More gravely, it claimed that Armstrong was at the center of a doping ring on his teams, and that he had broken antidoping rules by using EPO, blood transfusions, testosterone, cortisone and saline infusions. The charges against him weren’t focused only on his Tour-winning years, either. They spread from 1996 through 2010, meaning they included the two years of his comeback. USADA claimed that Armstrong’s blood records from those seasons were “fully consistent with blood manipulation.”

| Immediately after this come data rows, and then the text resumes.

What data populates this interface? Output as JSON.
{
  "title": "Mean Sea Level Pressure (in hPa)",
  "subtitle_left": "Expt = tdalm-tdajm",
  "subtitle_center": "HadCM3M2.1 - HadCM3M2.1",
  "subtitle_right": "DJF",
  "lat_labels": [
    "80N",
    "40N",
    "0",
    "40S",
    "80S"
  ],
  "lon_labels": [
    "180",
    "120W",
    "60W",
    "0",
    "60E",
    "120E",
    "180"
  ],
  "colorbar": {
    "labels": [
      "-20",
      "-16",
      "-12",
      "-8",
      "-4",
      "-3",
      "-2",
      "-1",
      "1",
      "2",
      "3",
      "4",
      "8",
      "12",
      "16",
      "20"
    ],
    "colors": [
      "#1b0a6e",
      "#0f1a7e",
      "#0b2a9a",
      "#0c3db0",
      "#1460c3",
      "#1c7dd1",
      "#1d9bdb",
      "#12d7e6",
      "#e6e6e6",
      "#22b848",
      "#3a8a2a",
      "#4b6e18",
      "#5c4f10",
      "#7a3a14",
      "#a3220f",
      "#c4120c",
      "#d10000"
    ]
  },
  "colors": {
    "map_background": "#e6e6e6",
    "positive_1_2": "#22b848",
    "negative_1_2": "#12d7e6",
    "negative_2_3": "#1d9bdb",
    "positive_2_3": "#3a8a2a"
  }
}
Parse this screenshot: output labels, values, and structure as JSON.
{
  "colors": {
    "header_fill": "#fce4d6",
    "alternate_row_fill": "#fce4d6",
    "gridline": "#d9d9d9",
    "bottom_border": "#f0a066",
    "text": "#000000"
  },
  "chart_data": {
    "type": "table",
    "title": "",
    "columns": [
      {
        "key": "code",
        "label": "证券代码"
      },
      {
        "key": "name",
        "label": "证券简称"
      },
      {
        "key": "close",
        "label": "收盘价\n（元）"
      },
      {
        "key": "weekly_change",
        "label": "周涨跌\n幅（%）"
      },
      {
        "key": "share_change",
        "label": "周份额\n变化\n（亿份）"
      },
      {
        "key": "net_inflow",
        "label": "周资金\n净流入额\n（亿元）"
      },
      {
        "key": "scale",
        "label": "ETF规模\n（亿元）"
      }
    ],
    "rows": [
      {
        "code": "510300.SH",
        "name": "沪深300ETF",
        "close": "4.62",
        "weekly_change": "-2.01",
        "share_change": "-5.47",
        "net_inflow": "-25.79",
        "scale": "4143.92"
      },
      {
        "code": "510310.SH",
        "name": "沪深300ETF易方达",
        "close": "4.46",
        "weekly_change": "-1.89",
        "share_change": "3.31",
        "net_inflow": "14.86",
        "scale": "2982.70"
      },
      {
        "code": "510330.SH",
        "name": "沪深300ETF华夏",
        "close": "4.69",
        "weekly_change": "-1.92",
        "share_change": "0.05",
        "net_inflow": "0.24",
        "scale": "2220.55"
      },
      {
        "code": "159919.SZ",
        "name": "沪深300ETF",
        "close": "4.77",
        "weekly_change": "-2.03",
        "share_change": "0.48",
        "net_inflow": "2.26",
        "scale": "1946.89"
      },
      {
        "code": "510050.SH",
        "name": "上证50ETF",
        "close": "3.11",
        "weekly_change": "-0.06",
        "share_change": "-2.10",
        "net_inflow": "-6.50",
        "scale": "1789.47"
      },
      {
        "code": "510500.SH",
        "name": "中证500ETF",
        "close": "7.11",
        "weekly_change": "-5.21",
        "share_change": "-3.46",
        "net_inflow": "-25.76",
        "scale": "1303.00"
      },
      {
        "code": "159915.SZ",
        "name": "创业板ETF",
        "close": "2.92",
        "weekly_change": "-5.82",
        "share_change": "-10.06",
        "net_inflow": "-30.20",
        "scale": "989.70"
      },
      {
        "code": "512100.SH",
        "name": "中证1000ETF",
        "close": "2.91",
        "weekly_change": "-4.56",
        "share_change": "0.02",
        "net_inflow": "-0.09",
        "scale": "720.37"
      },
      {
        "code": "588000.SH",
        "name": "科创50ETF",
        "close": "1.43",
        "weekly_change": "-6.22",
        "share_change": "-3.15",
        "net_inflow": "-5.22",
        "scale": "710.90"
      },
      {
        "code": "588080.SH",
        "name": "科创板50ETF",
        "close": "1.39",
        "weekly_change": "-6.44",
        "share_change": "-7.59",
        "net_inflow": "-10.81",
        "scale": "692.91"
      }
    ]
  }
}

Armstrong only needed to read the second paragraph to know he was in big trouble: “The witnesses to the conduct described in this letter include more than ten (10) cyclists as well as cycling team employees.” Tucked into the letter’s second-to-last page, Armstrong saw a line even more chilling:
lifetime ban from Olympic sports.
That meant if he lost the case, he wouldn’t be allowed to compete in any sport that followed the World Anti-Doping Code—which is basically every sport he’d ever want to compete in. Cycling. Triathlons. Marathons. Swimming meets. Not even just the Olympic-level ones, either. Smaller events, like a 10-kilometer race to raise money for cancer, are usually sanctioned by the sport’s national federation. And national federations of sports that are in the Olympics follow the WADA code.